Todos sabemos que la forma en que se hace una pregunta condiciona la respuesta. Por ejemplo, si a los españoles nos preguntaran si no están lavando el cerebro, una inmensa mayoría contestaría negativamente.

Pero si la pregunta fuera si cabe la posibilidad de que estén intentando “persuadirnos coercitivamente”, estoy convencido que serían algunos más los que contestarían afirmativamente. Pero, en realidad, aun cuando hicieran la pregunta de una forma o la otra, se estaría preguntando lo mismo.

Creo que la mayor parte de los españoles contestaría negativamente a cualquiera de las dos preguntas porque muy pocos son capaces de imaginar que algo así se pudiera tan siquiera intentar, y eso no tiene nada que ver con su capacidad intelectual, sino porque no saben cómo actúan los grandes expertos en lavado de cerebro: los maltratadores y las sectas. Por eso, permítanme que les diga cómo se hace.

¿Qué es lavar el cerebro? Ni más ni menos que cambiar el sistema de creencias de las víctimas para que no se rebelen cuando son maltratadas o se manipula su voluntad. ¿Cómo se hace?

Intentando cambiar su forma de pensar, sentir y actuar; empleando, combinada y secuencialmente, técnicas de manipulación ambiental, emocional y cognitivas que inducen a estados en los cuales los sujetos son incapaces de percibir la realidad tal cual es.

Empiezan por controlar el medio ambiente de sus víctimas sometiéndolas a alguna clase de aislamiento del entorno social y familiar para, una vez conseguido, controlar la información que les llega, impidiendo o limitando la recepción de otra distinta. De esa forma el pensamiento se vuelve menos crítico.

El debilitamiento psicológico conseguido en la fase anterior disminuye la capacidad de resistencia mental, y es entonces cuando los maltratadores pasan a incidir en el condicionamiento emocional, activando el miedo y la culpa, sometiendo al manipulado a un sistema de premios y castigos. Así consiguen la sumisión.

Tras un tiempo de condicionamiento, comienzan la tercera y última fase, consistente en el bombardeo constante y sistemático en contra de quienes puedan alertar a las víctimas de la manipulación a que están siendo sometidas, hablando mal de quienes puedan advertirlas, reprimiéndolos y denigrándolos.

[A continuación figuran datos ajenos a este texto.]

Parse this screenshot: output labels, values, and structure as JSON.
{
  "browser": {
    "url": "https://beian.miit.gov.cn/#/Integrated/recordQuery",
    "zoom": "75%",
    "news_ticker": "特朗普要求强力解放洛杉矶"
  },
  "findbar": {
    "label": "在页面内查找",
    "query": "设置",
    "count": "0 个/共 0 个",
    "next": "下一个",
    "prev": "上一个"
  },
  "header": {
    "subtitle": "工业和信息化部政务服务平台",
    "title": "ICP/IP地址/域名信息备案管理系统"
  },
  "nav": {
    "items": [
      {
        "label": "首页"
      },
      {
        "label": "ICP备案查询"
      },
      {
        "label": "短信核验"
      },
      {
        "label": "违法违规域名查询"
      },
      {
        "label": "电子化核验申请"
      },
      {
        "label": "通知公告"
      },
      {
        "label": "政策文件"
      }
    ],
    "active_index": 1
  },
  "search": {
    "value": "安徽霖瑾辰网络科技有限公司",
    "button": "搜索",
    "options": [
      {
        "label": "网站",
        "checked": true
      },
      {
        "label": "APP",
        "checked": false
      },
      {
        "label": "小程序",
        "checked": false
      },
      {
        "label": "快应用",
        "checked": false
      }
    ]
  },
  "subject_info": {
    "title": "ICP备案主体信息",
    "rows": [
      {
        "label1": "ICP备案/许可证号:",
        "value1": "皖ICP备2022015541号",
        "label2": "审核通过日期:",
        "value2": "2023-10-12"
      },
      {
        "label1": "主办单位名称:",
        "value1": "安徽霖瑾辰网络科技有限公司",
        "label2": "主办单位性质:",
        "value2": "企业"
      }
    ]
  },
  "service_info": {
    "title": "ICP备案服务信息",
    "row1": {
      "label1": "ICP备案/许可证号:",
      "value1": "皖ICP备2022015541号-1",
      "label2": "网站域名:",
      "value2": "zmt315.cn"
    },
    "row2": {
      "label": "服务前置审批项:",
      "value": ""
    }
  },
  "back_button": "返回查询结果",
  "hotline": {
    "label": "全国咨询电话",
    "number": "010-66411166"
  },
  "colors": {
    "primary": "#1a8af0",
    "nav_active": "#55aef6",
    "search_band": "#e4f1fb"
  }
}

Por supuesto, en todo momento dirigen la atención hacia los puntos de persuasión, suprimiendo del lenguaje habitual las palabras que puedan inducir determinadas preguntas o valoraciones, y empleando con naturalidad otras que hasta ese momento nunca habrían empleado.

Poco a poco, los individuos van perdiendo su personalidad y comprenden el punto de vista del maltratador o los postulados de la secta. En fin, que una vez llegados a este estado, la víctima poco puede hacer porque comprende, entiende y acepta que, por su bien, se hayan limitado sus opciones de movilidad y libertad.

Y eso lo saben también los regímenes totalitarios, que actúan exactamente de la misma forma para “convencer” a sus ciudadanos de que recortan sus libertades (personales, sociales y económicas) por su propio bien. Primero los someten a confinamiento (impidiendo salidas al extranjero) o bien limitan su capacidad de movimientos a un espacio geográfico determinado, o sólo por causas delimitadas y en horarios autorizados.

Hacen todo lo posible por controlar cuando no censurar directamente la información a que pudieran tener acceso, persiguiendo las noticias no concordantes con la versión oficial y cerrando medios de comunicación no amigos. Por supuesto, extendiendo el miedo entre la población y estableciendo multas y castigos a los que infrinjan las normas de restricción de la libertad que comienzan a aparecer.

Públicamente se denigra a los críticos llamándoles negacionistas o conspiranoicos y, en todo momento, suprimen del lenguaje ordinario conceptos o frases que se habían empleado con naturalidad y aparecen otras que se asumen con una facilidad pasmosa.

¿Cuándo habían ustedes utilizado el término “distancia social”? ¿Por qué se habla de “limitación de la libertad de circulación en horario nocturno” en lugar de “toque de queda”? ¿Y qué me dicen de “cierre perimetral”?

Ahora, supongan que alguien les preguntara: ¿nos están lavando el cerebro?